In the end, the crisis is resolved. Emotional and physical debility are overcome. An operation removes a calcified lump in Mallo’s throat, which has been causing him to have distressing coughing fits. The film concludes with the filmmaker back at work, shooting a scene depicting a young version of himself and his mother. His creativity is no longer held back by his bodily afflictions. His solipsism wanes. Tinnitus, we can assume, is something that can be lived with and worked around. This resolution might be interpreted as reproducing a narrative of ‘overcoming’, so common to depictions of debility and disability. Yet such a reading is complicated by Pain and Glory’s relation to time and memory. Throughout the film, Mallo returns to scenes of his past, while his past (former lovers, a picture of him as a child, previous feuds) revisits him in the present. The cinematic work-in-progress that is being shot by Mallo at the end, likewise, concerns working with and through the past, rather than simply leaving it behind.
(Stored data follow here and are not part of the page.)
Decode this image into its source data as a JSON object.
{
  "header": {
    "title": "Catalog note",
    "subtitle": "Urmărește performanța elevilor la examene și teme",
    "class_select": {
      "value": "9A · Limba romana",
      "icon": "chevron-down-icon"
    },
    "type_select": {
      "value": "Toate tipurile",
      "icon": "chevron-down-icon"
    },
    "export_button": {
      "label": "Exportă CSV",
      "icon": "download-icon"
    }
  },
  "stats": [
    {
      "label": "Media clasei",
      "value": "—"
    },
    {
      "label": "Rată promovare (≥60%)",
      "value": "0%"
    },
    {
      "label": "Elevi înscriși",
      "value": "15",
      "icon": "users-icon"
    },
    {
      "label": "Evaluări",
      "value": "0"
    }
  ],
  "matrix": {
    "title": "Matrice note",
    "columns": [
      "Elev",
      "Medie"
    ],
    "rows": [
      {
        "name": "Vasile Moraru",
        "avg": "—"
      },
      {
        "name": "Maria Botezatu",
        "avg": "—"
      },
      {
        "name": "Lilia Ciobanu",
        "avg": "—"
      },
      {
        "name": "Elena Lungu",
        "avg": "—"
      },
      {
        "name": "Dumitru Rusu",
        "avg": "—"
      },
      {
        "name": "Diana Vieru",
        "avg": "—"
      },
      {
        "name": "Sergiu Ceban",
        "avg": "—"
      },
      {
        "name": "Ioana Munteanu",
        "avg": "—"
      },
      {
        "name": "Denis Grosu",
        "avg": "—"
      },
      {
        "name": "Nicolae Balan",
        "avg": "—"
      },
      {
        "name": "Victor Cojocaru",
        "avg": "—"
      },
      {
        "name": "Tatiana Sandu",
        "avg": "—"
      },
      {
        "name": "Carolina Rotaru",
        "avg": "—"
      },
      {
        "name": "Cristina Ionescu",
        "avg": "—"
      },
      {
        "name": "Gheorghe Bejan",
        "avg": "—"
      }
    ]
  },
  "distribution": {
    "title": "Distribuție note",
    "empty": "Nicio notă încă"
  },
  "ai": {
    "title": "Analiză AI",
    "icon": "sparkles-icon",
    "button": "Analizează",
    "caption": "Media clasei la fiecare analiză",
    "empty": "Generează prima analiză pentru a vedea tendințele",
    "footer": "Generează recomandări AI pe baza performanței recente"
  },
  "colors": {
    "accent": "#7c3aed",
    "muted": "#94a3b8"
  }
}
The appearance of tinnitus in Pain and Glory is brief: it is by no means a central component of the film’s narrative. Nonetheless, its association of tinnitus with the (masculine) ear and the sine tone is illustrative of popular understandings about the condition. This depiction and tropes that ground it are not without their complexities. Tinnitus becomes a type of sound rather than a subjective sensation, the experience of which might be heightened or diminished in different situations and auditory environments. As such, tinnitus extends beyond the ear and the sine wave. Almodóvar’s description of his own tinnitus suggests this: for him, tinnitus results in distortions and detunings – specifically of the voice of Peggy Lee. The making ‘audible’ of tinnitus thus risks silencing other aspects of the condition.